RuntimeError: in optimizer.step()

Traceback (most recent call last):
  File "/home/lowen/PycharmProjects/533_CTR/main.py", line 12, in <module>
    trainer.fire(train_data_path='./data/new_merge_onehot/uid_train_new_all_onehot.csv')
  File "/home/lowen/PycharmProjects/533_CTR/trainer/FFM_trainer.py", line 139, in fire
    self.train_eval(train_data_loader, epoch, index)
  File "/home/lowen/PycharmProjects/533_CTR/trainer/FFM_trainer.py", line 61, in train_eval
    self.optimizer.step()
  File "/home/lowen/anaconda3/envs/newEnv/lib/python3.6/site-packages/torch/optim/adagrad.py", line 92, in step
    state['sum'].addcmul_(1, grad, grad)
RuntimeError: Expected object of backend CPU but got backend CUDA for argument #4 'tensor1'

This Error is code optimizer.step(). I had put all data and model in cuda. I have no idea about this error . The forward() method was ok and no exception arrowd. I got the logits and calulated the loss using BCEWithLogitsLoss, and then i loss.backward() and optimizer.step(), I got this error!

my model : Filed Factorization Machine
model,input data ,criterion all are in GPU

class FiledFactorizationMachine(nn.Module):
    def __init__(self, n, k, f):
        super(FiledFactorizationMachine, self).__init__()
        self.best_model_path = None
        
        self.n = n  # total onehot dim
        self.k = k  # K
        self.f = f  
        self.linear = nn.Linear(2, 1)
        
        self.linear_embedding = nn.ModuleList(
            [nn.Embedding(feature_size, 1) for feature_size in constants.new_columns_to_onehot_dim])
        
        self.cross_embedding_lists = nn.ModuleList(
            [nn.ModuleList(
                [nn.Embedding(filed_dim, opt.FFM_K) for _ in range(len(constants.new_columns_to_onehot_dim))])
                for i_filed, filed_dim in enumerate(constants.new_columns_to_onehot_dim)])
        self.bias = nn.Parameter(torch.randn(1))
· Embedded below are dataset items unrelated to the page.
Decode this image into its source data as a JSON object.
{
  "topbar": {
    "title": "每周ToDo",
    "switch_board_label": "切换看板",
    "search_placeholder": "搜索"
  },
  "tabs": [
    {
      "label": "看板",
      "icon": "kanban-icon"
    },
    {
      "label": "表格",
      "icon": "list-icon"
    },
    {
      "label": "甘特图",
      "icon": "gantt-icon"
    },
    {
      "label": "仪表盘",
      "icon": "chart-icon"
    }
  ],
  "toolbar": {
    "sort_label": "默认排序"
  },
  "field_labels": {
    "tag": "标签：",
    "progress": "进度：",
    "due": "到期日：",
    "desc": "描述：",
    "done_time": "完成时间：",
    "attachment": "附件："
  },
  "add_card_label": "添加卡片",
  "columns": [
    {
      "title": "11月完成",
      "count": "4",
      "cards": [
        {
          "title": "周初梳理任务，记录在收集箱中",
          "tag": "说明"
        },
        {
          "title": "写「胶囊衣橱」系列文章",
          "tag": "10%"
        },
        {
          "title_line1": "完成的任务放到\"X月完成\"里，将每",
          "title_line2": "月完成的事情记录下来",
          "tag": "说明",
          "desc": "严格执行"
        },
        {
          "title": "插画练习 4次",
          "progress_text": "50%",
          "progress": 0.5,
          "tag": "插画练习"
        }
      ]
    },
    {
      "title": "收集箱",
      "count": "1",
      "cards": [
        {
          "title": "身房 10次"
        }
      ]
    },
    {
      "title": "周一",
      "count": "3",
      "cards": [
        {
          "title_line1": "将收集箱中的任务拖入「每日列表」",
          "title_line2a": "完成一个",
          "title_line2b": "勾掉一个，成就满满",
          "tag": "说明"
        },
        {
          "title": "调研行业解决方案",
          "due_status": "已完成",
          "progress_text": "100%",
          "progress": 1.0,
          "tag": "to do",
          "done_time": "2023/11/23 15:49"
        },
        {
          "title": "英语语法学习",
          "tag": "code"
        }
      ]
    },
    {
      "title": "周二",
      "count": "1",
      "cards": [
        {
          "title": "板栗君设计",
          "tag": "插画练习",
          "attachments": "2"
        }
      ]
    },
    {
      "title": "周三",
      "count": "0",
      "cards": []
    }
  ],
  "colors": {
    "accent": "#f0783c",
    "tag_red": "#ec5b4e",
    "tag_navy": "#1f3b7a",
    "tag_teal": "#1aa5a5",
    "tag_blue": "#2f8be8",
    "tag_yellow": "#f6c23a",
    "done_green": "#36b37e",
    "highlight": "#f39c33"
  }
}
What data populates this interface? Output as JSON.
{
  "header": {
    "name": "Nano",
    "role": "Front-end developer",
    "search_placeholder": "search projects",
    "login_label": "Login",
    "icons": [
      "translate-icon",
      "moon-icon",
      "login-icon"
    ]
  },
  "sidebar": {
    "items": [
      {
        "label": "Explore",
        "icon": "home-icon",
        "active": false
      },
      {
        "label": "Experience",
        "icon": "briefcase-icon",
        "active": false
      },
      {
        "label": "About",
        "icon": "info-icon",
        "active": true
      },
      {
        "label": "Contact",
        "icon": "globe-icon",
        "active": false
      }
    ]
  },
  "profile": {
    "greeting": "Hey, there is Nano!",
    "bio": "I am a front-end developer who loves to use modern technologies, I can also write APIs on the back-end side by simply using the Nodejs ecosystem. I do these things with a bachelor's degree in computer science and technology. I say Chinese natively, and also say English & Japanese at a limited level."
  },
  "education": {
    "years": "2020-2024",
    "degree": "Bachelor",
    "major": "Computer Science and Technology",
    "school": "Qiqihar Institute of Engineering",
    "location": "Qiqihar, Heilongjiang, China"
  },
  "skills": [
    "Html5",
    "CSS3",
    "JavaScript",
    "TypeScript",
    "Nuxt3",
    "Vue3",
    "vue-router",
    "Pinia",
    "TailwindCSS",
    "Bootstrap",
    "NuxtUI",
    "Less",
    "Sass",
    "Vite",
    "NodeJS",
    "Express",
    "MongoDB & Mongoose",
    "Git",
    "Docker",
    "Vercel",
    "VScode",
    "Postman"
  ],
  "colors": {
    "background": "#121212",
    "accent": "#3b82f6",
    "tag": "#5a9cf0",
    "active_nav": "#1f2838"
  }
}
        self.best_auc = 0  

    
    def forward(self, x_index, x_value):
        
        x_value = x_value.float()

        linear_part_temp = [emb(x_index[:, i]).squeeze() * x_value[:, i] for i, emb in enumerate(self.linear_embedding)]
        linear_part = sum(linear_part_temp)  
       
        cross_step_1 = [[torch.mul(embed(x_index[:, i]), x_value[:, i].unsqueeze(dim=1)) for embed in f_embeds] for
                        i, f_embeds in enumerate(self.cross_embedding_lists)]
        
        
        cross_step_2 = []
        for i in range(len(constants.new_columns_to_onehot_dim)):
            for j in range(i + 1,len(constants.new_columns_to_onehot_dim)):
                cross_step_2.append(torch.sum(torch.mul(cross_step_1[i][j], cross_step_1[j][i]), dim=-1))
        
        cross_part = sum(cross_step_2)
        logits = linear_part + cross_part + self.bias
        return logits

these are the context code s

       self.model.train()
        for label, x_index, x_value in tqdm(dataloader):
            self.optimizer.zero_grad()
            self.global_step += 1
            
            x_index, x_value, label = x_index.type(torch.LongTensor).cuda(), x_value.cuda(), label.cuda()
            
            logits = self.model(x_index, x_value)
            logits = logits.squeeze()
            # logits=torch.sigmoid(logits)
            loss = self.criterion(logits, label.float())
            if self.global_step % 30 == 1:
                print('epoch %d part %d global_step: %d  --- loss: %f' % (epoch, index, self.global_step, loss))
            loss.backward()
            self.optimizer.step()